In the field of document image analysis, handwritten word-spotting refers to the problem of detecting specific keywords in handwritten document images, Until now, the most popular framework for handwritten word-spotting is the so-called query-by-example (QBE). In this framework, an image is provided as query, and the goal is to retrieve all the occurrences in a word image database (or regions of a document collection) that are close to the query in terms of a specific dissimilarity measure. Many works have shown success in applying this idea using dynamic time warping (DTW) as image dissimilarity. Historical document collections have been a primary field of application for word spotting. This is because of the practical value of making this type of documents accessible and searchable, which is very enriching from the cultural heritage point of view. However, word-spotting for business documents has remained less explored. Corporations and large institutions receive a large volume of correspondence in paper form; and a surprisingly high fraction is in handwritten form. Word-spotting could help detecting keywords, such as "urgent" or "cancellation", that provide additional information about the contents of the documents in an automatic way, as opposed to the high amount of human intervention that is currently required for this task.

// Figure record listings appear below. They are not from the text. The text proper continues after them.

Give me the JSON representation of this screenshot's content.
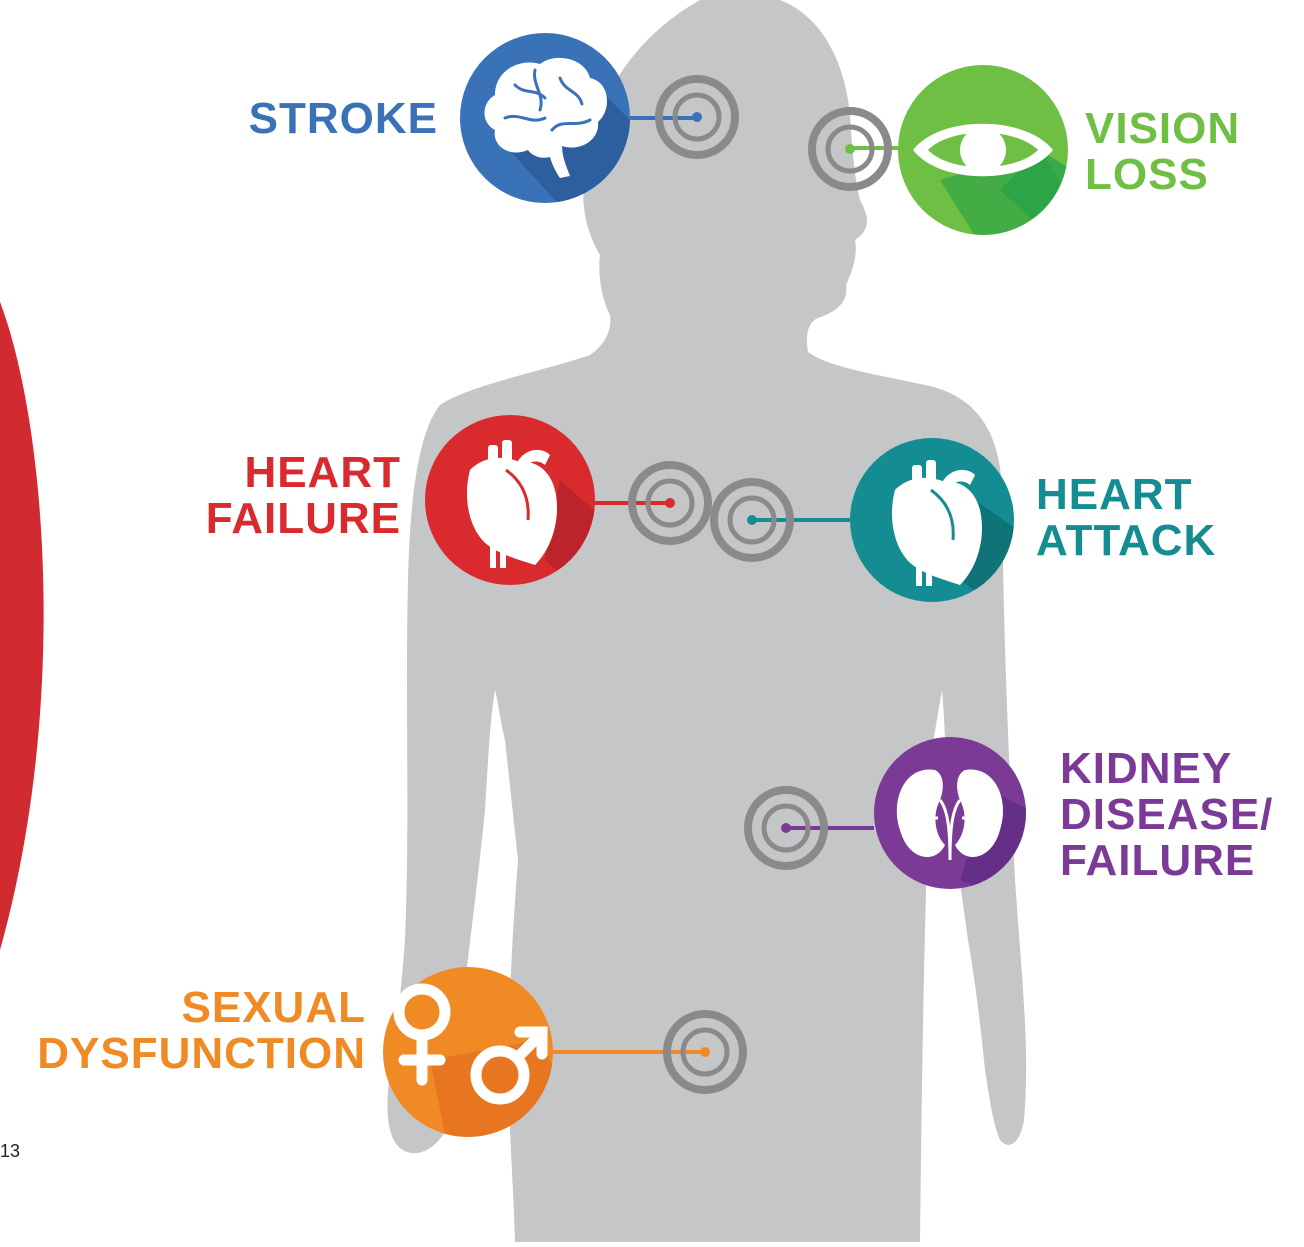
{
  "colors": {
    "body": "#c5c6c8",
    "red_arc": "#d12a31",
    "stroke": "#3a72b8",
    "vision": "#6fbf45",
    "heart_failure": "#d92a2e",
    "heart_attack": "#138c92",
    "kidney": "#7c3a97",
    "sexual": "#f08a24",
    "target_ring": "#8a8a8c"
  },
  "conditions": [
    {
      "id": "stroke",
      "lines": [
        "STROKE"
      ],
      "icon": "brain-icon"
    },
    {
      "id": "vision",
      "lines": [
        "VISION",
        "LOSS"
      ],
      "icon": "eye-icon"
    },
    {
      "id": "heart_failure",
      "lines": [
        "HEART",
        "FAILURE"
      ],
      "icon": "heart-icon"
    },
    {
      "id": "heart_attack",
      "lines": [
        "HEART",
        "ATTACK"
      ],
      "icon": "heart-icon"
    },
    {
      "id": "kidney",
      "lines": [
        "KIDNEY",
        "DISEASE/",
        "FAILURE"
      ],
      "icon": "kidneys-icon"
    },
    {
      "id": "sexual",
      "lines": [
        "SEXUAL",
        "DYSFUNCTION"
      ],
      "icon": "gender-symbols-icon"
    }
  ],
  "page_number": "13"
}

In this thesis, we thus face the challenging problem of detecting keywords in real business documents. This is a difficult problem due to the large amount of writer styles, and other intricacies inherent to modern documents such as spontaneous writing, spelling mistakes or crossed-out words. We show that the traditional QBE approach with DTW gives a limited performance in this type of data, probably toolow for most applications of practical value. This is because most previous works in handwritten word-spotting have considered small collections of historical documents, with typically one or few writers, which represents a simplified problem.
The present thesis has developed several contributions to overcome this difficulty and to robustly spot keywords in the documents of the explained type. The basis contribution is to extend the QBE approach. In our application of interest, a large amount of incoming documents is processed during long periods of time in order to search keywords that are known a priori. Therefore, we can afford to collect several queries and combine them into a statistical model. This gives more robust results because of the properties of statistical models for compressing information into parameters and learning to generalize. In addition, each candidate image is processed only once, in contrast to the multiple computations that would be required by a QBE approach using multiple queries.

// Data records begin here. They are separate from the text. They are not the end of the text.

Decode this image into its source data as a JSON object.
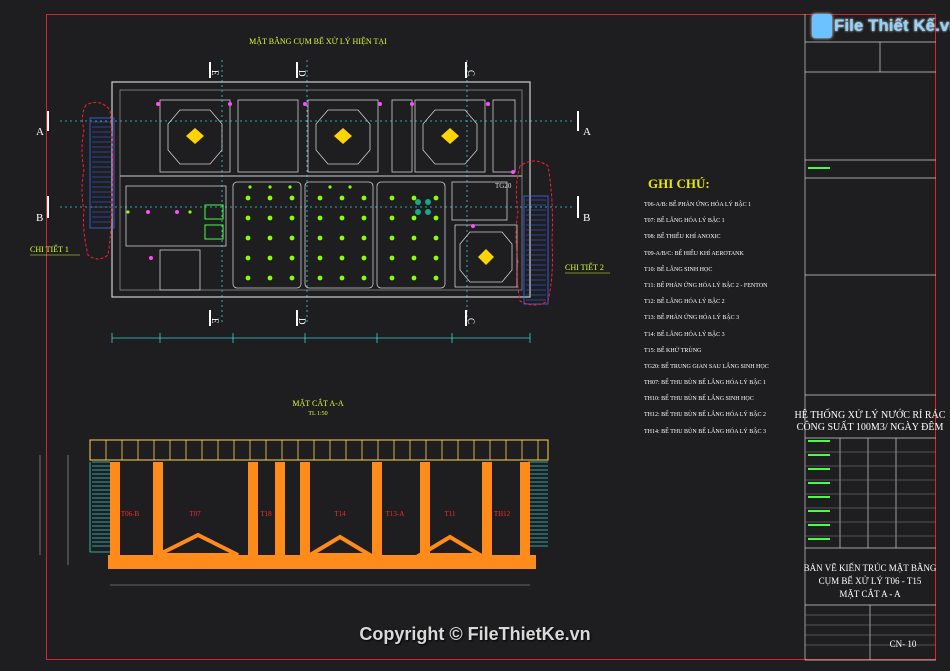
{
  "logo": {
    "text": "File Thiết Kế.vn"
  },
  "copyright": "Copyright © FileThietKe.vn",
  "plan": {
    "title": "MẶT BẰNG CỤM BỂ XỬ LÝ  HIỆN TẠI",
    "axes_top": [
      "E",
      "D",
      "C"
    ],
    "axes_side": [
      "A",
      "B"
    ],
    "detail1": "CHI TIẾT 1",
    "detail2": "CHI TIẾT 2",
    "tank_tg": "TG20"
  },
  "section": {
    "title": "MẶT CẮT A-A",
    "scale": "TL 1:50",
    "tanks": [
      "T06-B",
      "T07",
      "T18",
      "T14",
      "T13-A",
      "T11",
      "TH12"
    ]
  },
  "notes": {
    "title": "GHI CHÚ:",
    "items": [
      "T06-A/B: BỂ PHẢN ỨNG HÓA LÝ BẬC 1",
      "T07: BỂ LẮNG HÓA LÝ BẬC 1",
      "T08: BỂ THIẾU KHÍ ANOXIC",
      "T09-A/B/C: BỂ HIẾU KHÍ AEROTANK",
      "T10: BỂ LẮNG SINH HỌC",
      "T11: BỂ PHẢN ỨNG HÓA LÝ BẬC 2 - FENTON",
      "T12: BỂ LẮNG HÓA LÝ BẬC 2",
      "T13: BỂ PHẢN ỨNG HÓA LÝ BẬC 3",
      "T14: BỂ LẮNG HÓA LÝ BẬC 3",
      "T15: BỂ KHỬ TRÙNG",
      "TG20: BỂ TRUNG GIAN SAU LẮNG SINH HỌC",
      "TH07: BỂ THU BÙN BỂ LẮNG HÓA LÝ BẬC 1",
      "TH10: BỂ THU BÙN BỂ LẮNG SINH HỌC",
      "TH12: BỂ THU BÙN BỂ LẮNG HÓA LÝ BẬC 2",
      "TH14: BỂ THU BÙN BỂ LẮNG HÓA LÝ BẬC 3"
    ]
  },
  "titleblock": {
    "project_line1": "HỆ THỐNG XỬ LÝ NƯỚC RỈ RÁC",
    "project_line2": "CÔNG SUẤT 100M3/ NGÀY ĐÊM",
    "drawing_line1": "BẢN VẼ KIẾN TRÚC MẶT BẰNG",
    "drawing_line2": "CỤM BỂ XỬ LÝ T06 - T15",
    "drawing_line3": "MẶT CẮT A - A",
    "sheet_no": "CN- 10"
  }
}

By exploiting this idea, we construct a statistical framework for handwritten word spotting that obtains very robust performance in challenging data. The framework is composed by word scoring in terms of hidden Markov models (HMMs), a novel score normalization with Gaussian mixture models, and a novel feature set called local gradient histogram (LGH) features.

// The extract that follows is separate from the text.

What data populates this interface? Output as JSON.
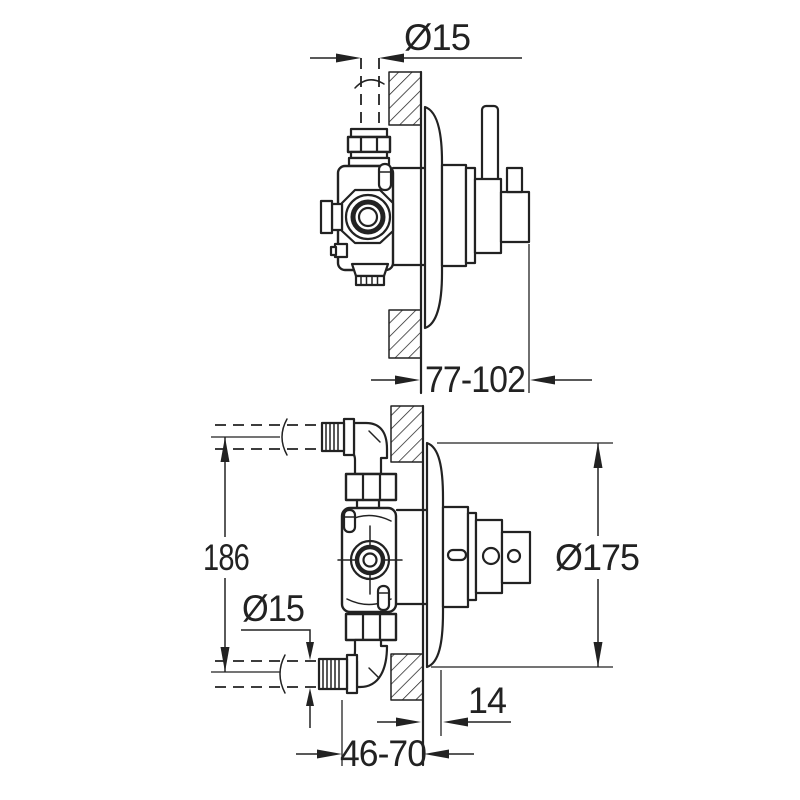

Of particular importance in this framework is the special case of the semi-continuous HMM (SC-HMM). In that type of HMM, the Gaussian parameters are constrained to a Gaussian codebook, referred to as the universal vocabulary. The research carried out in this thesis demonstrates that the universal vocabulary has the power of incorporating a priori information of the problem of interest. A first result shows that the SC-HMM is superior to the traditional continuous HMM (C-HMM) for small training sets, which indicates the resistance of the SC-HMM to overfitting. More surprisingly, the SC-HMM performs better than DTW even for a single training sample. Although training with a single sample is normally useless in most statistical models, in this case the information of a single sample is combined with the universal vocabulary.
This very important finding suggests that, by incorporating the adequate information in the universal vocabulary, different types of problems can be solved. This new way of looking at things is the reason why we are referring to the proposed research as a "framework" and not as a "system". In particular, we have employed this framework to solve three problems with novel contributions. The first one is a novel writer adaptation method for word spotting, in which the universal vocabulary is statistically adapted to derive vocabularies that represent different writer styles. Using this concept, one can derive word models that are tuned to the writing style of each document, with an overall increase in performance. Secondly, we show the importance of the prior information in situations where there exists a clear mismatch between training and test samples. We demonstrate that the proposed statistical framework is a non-trivial and effective solution for matching typed words with handwritten words, something in which one would expected poor results when using traditional techniques. Thirdly, taking the advantage that the SC-HMM works very well even with a single training sample, we define a model-based similarity measure between word images. Here, the feature sequences are converted to SC-HMMs and then a distance is computed in the parameter space. This novel distance outperforms other existing distances, including DTW, precisely because of the prior information incorporated in the SC-HMM.